You can and should develop your network and technology environment in accordance with NIST 800-171 and/or CMMC requirements. If you do not handle CUI, you can still implement the controls, policies and procedures so that you are ready to handle CUI. Having done so, you can post a score to SPRS. Doing so is required prior to being awarded a contract where your organization is going to handle CUI. Waiting to create an environment until after awarded a contract is no longer an option that seems viable. The good news - security requirements are also valuable for protecting your organization's information and therefore certainly something even solely commercial entities could benefit from.
What, if any, leverage time/cost savings in obtaining CMMC is likely if we already have a certification like ISO 27001?
It is not clear at this time. The guidance on reciprocity is not available at the time of writing, and therefore, ability to rely is unknown. However, there is a mapping of CMMC to the other common frameworks and efforts to implement controls or conduct self assessments of such controls could be greatly decreased as the controls are already in place and previously evaluated during your other assessments.

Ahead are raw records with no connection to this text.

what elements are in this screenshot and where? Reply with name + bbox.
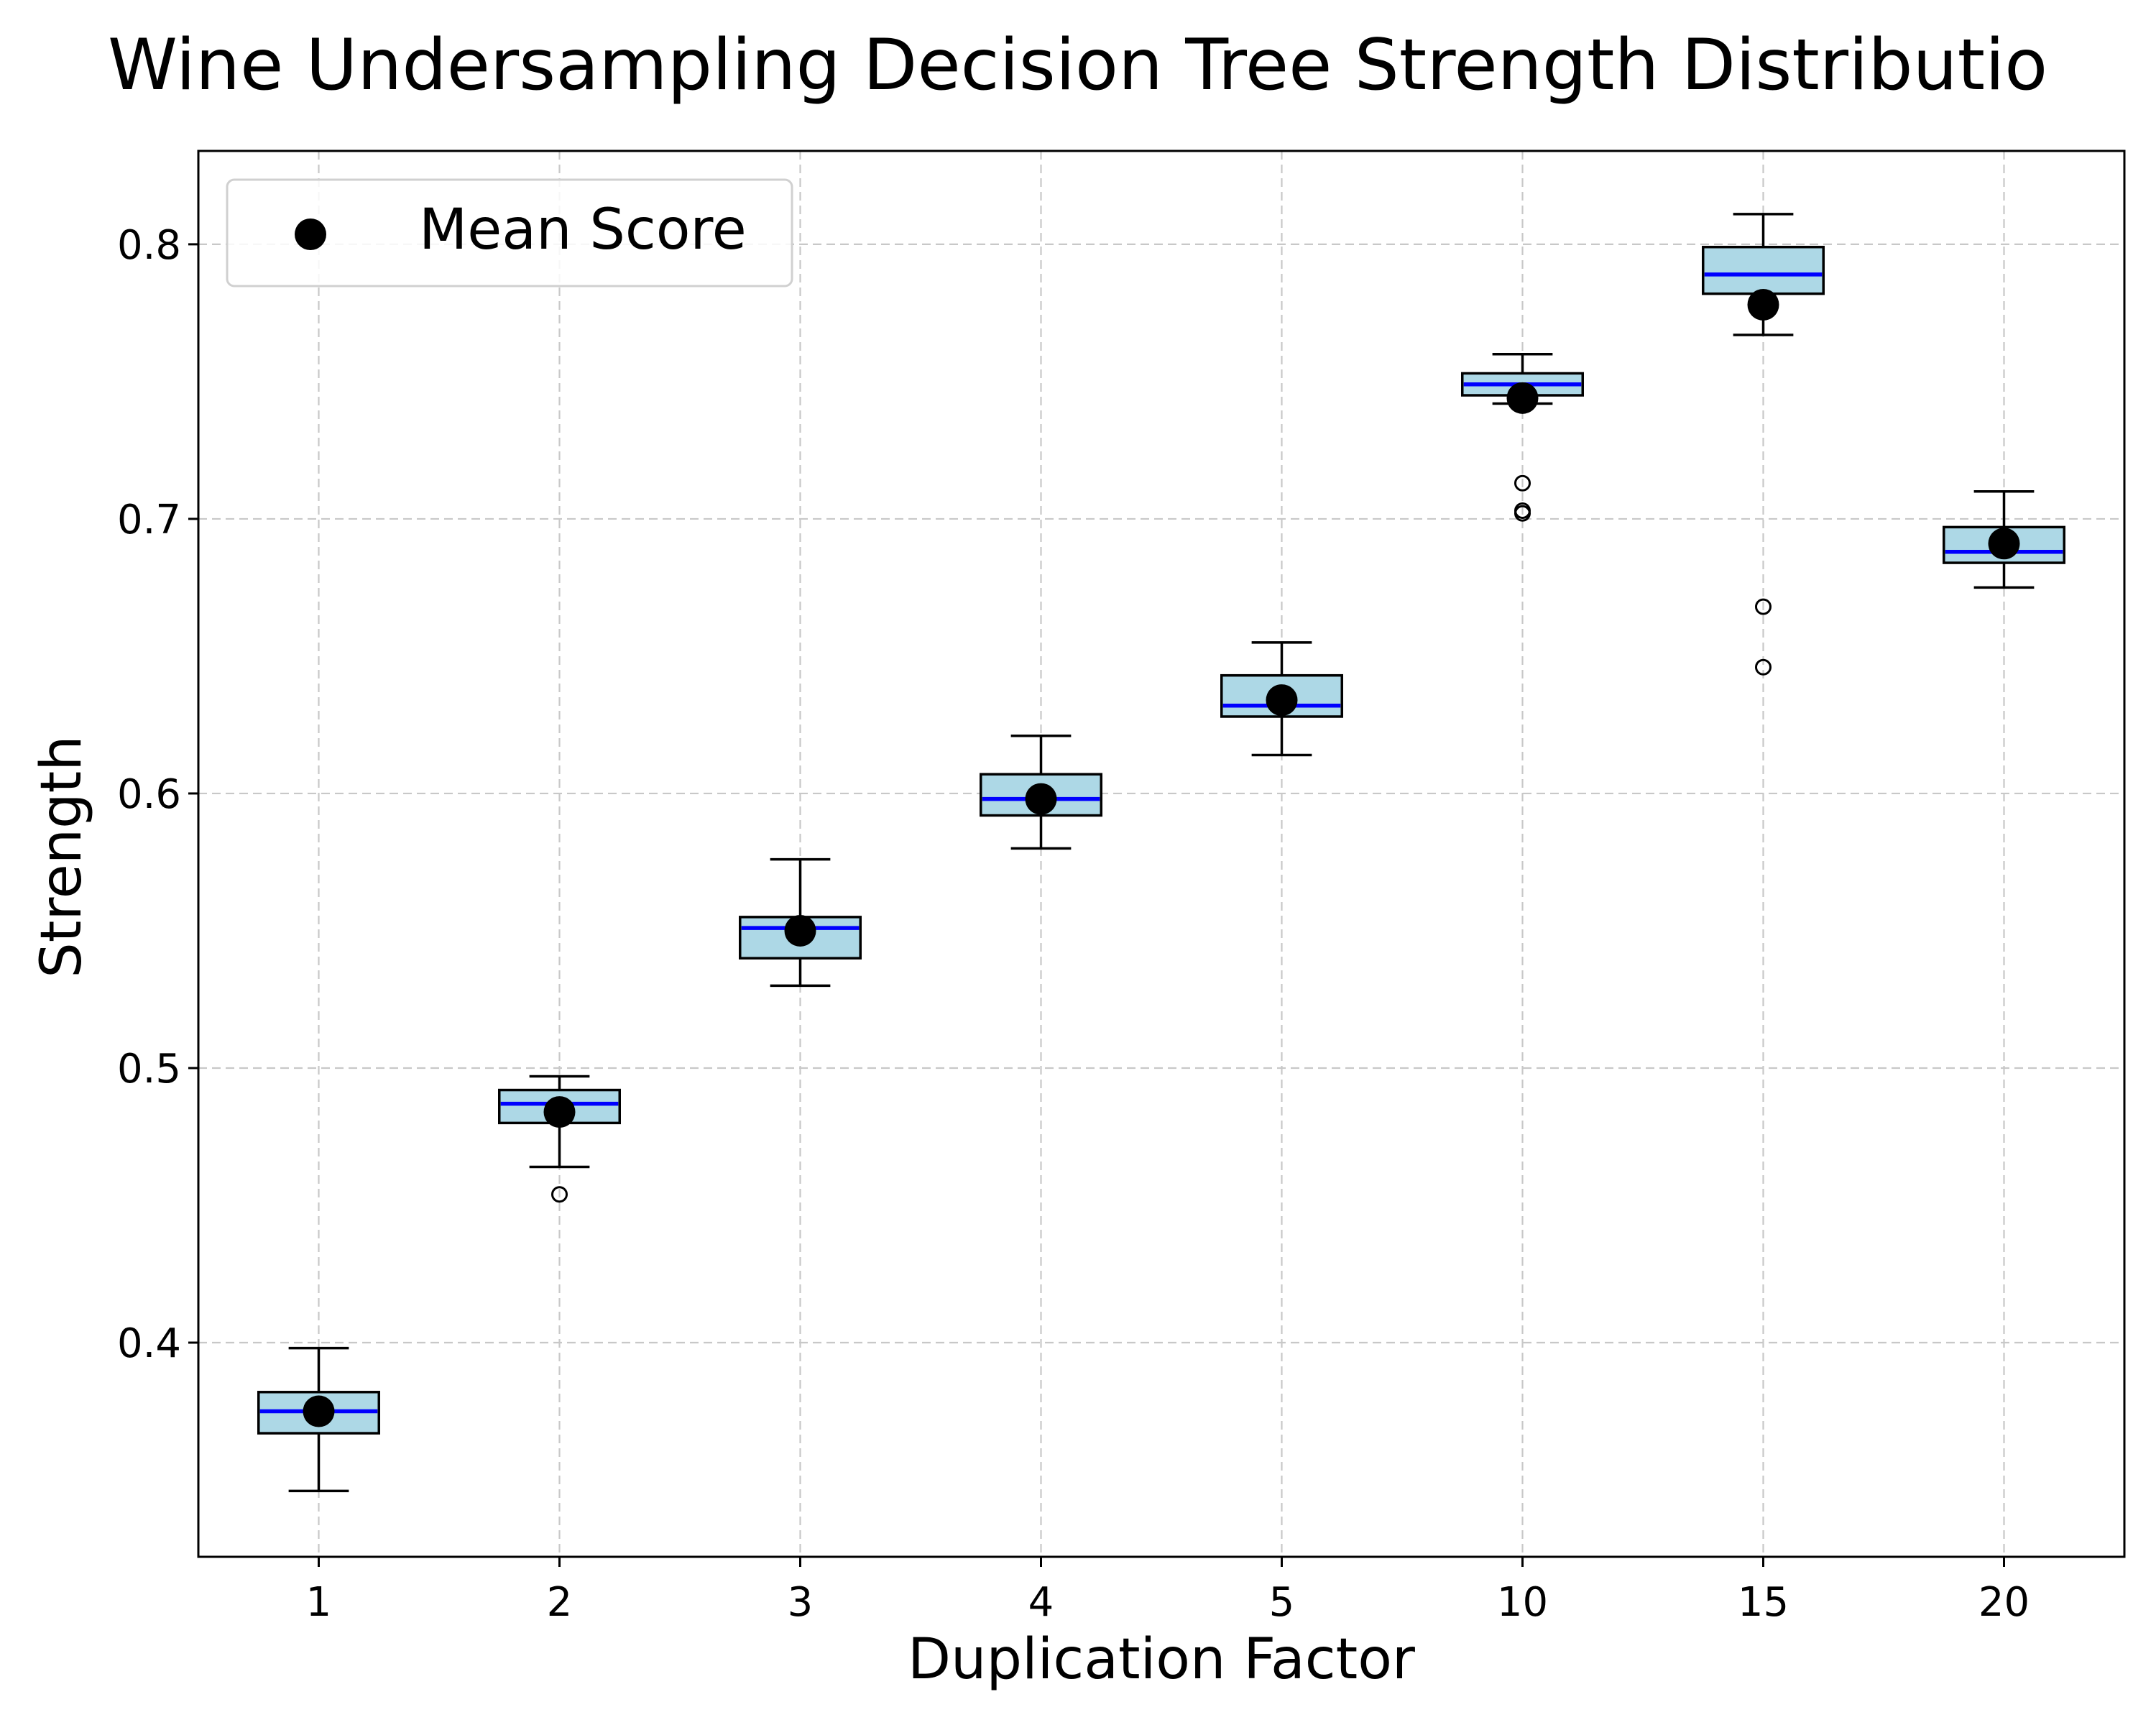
box-group (498, 1075, 621, 1203)
x-tick-label: 1 (306, 1579, 332, 1626)
mean-marker (303, 1395, 335, 1427)
box-group (257, 1346, 380, 1493)
mean-marker (543, 1096, 576, 1128)
box-group (980, 734, 1102, 850)
y-tick-label: 0.6 (117, 771, 181, 818)
mean-marker (1025, 783, 1057, 815)
x-tick-label: 3 (788, 1579, 814, 1626)
grid-layer (198, 151, 2124, 1557)
box-group (1220, 641, 1343, 757)
mean-marker (1988, 528, 2020, 560)
x-tick-label: 4 (1028, 1579, 1054, 1626)
mean-marker (1266, 684, 1298, 717)
legend-label-mean-score: Mean Score (419, 198, 747, 262)
legend-mean-marker (295, 218, 326, 250)
box-group (1461, 352, 1584, 522)
iqr-box (1702, 245, 1825, 295)
x-tick-label: 10 (1497, 1579, 1548, 1626)
mean-marker (1747, 288, 1779, 321)
outlier-point (1755, 598, 1772, 615)
mean-marker (1506, 382, 1539, 414)
box-group (1702, 213, 1825, 676)
legend: Mean Score (226, 178, 793, 288)
y-tick-label: 0.4 (117, 1320, 181, 1367)
tick-layer: 0.4 0.5 0.6 0.7 0.8 1 2 3 4 5 10 15 20 (117, 222, 2030, 1626)
outlier-point (551, 1186, 568, 1203)
y-tick-label: 0.5 (117, 1046, 181, 1092)
y-tick-label: 0.7 (117, 497, 181, 543)
box-layer (257, 213, 2065, 1493)
x-tick-label: 20 (1978, 1579, 2030, 1626)
x-tick-label: 2 (547, 1579, 573, 1626)
mean-marker (784, 914, 816, 947)
legend-frame (226, 178, 793, 288)
x-axis-label: Duplication Factor (908, 1627, 1416, 1692)
box-group (739, 857, 862, 988)
chart-title: Wine Undersampling Decision Tree Strengt… (108, 24, 2047, 106)
outlier-point (1514, 474, 1531, 492)
y-tick-label: 0.8 (117, 222, 181, 269)
box-group (1943, 489, 2065, 589)
plot-frame (197, 150, 2126, 1558)
x-tick-label: 15 (1738, 1579, 1789, 1626)
x-tick-label: 5 (1269, 1579, 1295, 1626)
y-axis-label: Strength (29, 735, 94, 978)
outlier-point (1755, 658, 1772, 676)
outlier-point (1514, 505, 1531, 522)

How many auditors have been certified to audit Level 1, 2 and/or 3?
Please refer to the Marketplace established by the CMMC-AB.
Who are the assessors? Where can we find a list of assessors?
Baker Tilly Principal Matt Gilbert is provisional assessor number 19. The CMMC-AB is in the process of confirming C3PAOs. When this is completed they will post an official list of assessors and C3PAOs within their Marketplace. Initially there is a class of provisional assessors, but eventually assessors will need to hold a requisite certification and work with a C3PAO to conduct valid certification assessments. OSCs will need to coordinate with the C3PAOs.